Si tout le monde souhaite la sincérité dans ses rapports aux autres, il existe aussi une méfiance à son égard tant elle peut être source de confusion et parfois de déception. En effet, on est rarement satisfait de la sincérité car elle est d'abord un désir de vérité de son sentiment, de sa pensée et de ses actes. Seulement voilà, la sincérité, si noble soit-elle, n'est pas une chose entièrement possible comme méthode du vrai tant qu'elle ne reçoit pas un jugement qui lui est de connaissance. La sincérité et la connaissance sont deux étrangères. On peut savoir de manière totalement insincère, c'est-à-dire hypocrite, mensongère comme on peut se tromper de manière sincère.
C'est ainsi que notre demande de sincérité, car ce désir procure de la joie quand il est satisfait, est souvent trompée par celui qui sait. Le savant se moque de la sincérité et la sincérité se moque de savoir si ce qu'elle dit est vrai. Ceci ne va pas sans remettre en cause tout discours pour sombrer dans un relativisme permanent. Car ce qui ravage le plus sûrement la sincérité s'appelle le soupçon. La confiance, que l'on peut opposer au soupçon, ne va pas sans la joie amoureuse que l'on porte à l'autre. Il n'est donc pas possible d'être sincère si l'on n'a pas confiance.
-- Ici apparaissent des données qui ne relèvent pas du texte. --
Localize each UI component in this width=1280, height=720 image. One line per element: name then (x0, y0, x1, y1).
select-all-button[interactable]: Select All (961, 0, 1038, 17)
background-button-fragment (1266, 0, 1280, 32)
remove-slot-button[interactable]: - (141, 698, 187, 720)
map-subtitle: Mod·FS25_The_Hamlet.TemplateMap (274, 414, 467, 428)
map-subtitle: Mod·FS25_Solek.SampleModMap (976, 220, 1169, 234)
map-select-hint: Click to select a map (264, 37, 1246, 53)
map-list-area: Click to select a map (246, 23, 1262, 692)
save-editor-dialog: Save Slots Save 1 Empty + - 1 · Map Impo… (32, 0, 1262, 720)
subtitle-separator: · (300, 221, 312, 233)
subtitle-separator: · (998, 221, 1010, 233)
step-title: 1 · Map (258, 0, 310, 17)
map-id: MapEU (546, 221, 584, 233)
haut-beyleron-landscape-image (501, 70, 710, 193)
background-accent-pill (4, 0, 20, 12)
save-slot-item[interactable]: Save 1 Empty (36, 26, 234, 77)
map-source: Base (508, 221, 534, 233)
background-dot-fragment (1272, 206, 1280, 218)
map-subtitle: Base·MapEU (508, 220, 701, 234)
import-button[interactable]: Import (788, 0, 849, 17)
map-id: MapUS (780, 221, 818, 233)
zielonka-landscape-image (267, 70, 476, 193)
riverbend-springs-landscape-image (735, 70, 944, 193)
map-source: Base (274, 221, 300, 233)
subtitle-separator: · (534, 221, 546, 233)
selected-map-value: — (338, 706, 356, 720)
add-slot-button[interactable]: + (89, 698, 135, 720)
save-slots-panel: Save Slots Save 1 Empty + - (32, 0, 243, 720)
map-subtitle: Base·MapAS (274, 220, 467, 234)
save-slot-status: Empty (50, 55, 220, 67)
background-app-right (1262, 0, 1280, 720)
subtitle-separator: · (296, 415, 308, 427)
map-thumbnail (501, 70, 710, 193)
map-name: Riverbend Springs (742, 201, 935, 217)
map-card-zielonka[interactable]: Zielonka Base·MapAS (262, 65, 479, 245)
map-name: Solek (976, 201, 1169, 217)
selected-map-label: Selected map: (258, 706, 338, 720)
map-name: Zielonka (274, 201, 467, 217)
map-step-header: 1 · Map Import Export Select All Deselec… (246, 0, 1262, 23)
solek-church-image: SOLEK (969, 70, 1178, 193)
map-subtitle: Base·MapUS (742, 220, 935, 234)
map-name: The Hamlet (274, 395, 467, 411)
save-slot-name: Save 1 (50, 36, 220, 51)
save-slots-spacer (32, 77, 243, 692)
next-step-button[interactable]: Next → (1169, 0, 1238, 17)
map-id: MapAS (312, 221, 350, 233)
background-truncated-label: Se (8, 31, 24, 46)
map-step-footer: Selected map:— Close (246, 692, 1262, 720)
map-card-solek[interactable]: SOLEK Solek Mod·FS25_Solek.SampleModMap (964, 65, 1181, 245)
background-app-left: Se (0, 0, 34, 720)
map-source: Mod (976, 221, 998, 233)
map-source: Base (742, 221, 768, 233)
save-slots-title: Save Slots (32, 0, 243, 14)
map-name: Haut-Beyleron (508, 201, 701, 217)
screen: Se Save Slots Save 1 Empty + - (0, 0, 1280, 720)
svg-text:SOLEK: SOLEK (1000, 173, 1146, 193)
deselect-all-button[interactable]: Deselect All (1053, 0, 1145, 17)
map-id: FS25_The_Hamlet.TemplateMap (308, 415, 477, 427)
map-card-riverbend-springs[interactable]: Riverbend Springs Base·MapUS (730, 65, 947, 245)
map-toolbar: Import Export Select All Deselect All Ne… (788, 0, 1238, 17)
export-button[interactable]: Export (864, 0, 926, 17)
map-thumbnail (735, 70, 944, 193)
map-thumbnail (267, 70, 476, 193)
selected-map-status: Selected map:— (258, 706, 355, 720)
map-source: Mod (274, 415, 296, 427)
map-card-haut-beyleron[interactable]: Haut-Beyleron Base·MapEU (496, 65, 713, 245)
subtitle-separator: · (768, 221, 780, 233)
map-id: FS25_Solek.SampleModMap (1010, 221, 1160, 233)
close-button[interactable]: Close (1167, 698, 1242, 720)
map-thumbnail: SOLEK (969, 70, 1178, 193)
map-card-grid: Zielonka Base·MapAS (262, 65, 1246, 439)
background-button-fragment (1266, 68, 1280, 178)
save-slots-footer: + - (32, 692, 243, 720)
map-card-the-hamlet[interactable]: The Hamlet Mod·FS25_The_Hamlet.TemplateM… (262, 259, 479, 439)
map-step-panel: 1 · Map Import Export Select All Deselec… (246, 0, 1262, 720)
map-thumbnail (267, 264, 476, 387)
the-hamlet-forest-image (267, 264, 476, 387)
Cependant, rien ne peut aussi détruire l'exigence de vérité qui fonde la sincérité. A cela, il faudrait, pour nous aider à y voir plus clair, comprendre pourquoi le doute est aussi difficile à mettre en place dans la machine affective humaine. Dès que l'on doute on croit remettre en cause la sincérité. Pourtant, le doute permet d'opérer un tri entre le vrai et le faux. Que cette première étape soit respecter devrait permettre de s'engager dans un processus de vérité. Or ceci est le signe d'une grande maturité qui doit surmonter plusieurs obstacles. La sincérité refuse obstinément de savoir parce qu'elle sait déjà. On peut mentir aux autres sans mentir à soi-même et celui qui est sincère pense d'abord à ne pas se mentir à lui-même. Ce savoir du cœur forge certaines illusions ; il est beau quand il a l'innocence des enfants, il est stupide quand il se surpasse pour devenir feinte niaiserie et fanfaronnades. Combien d'hommes et de femmes trompés continuent ainsi de croire sincèrement des mensonges, maintenus dans l'espoir et la crainte d'être mal jugés ?
L'homme qui dit la vérité est rarement écouté quand celle-ci remet en cause quelques croyances ou de faibles certitudes ; celui qui est sincère par contre trouve toujours une oreille attentive. C'est pourquoi, la sincérité peut aussi être utilisée comme une arme pour défendre certains intérêts particuliers. Les hommes politiques mais aussi tous les truands du monde savent cela. Il y a des sincérités lassantes qui veulent toujours prouver leur... sincérité. Celui qui n'a que sa sincérité ne l'exagère jamais. Il faut pour cela se tenir toujours un ton en dessous car la sincérité ne doit pas être confondue avec la vérité qui pourtant exige, sans préalable, un examen profond de l'intention en vue d'une fin.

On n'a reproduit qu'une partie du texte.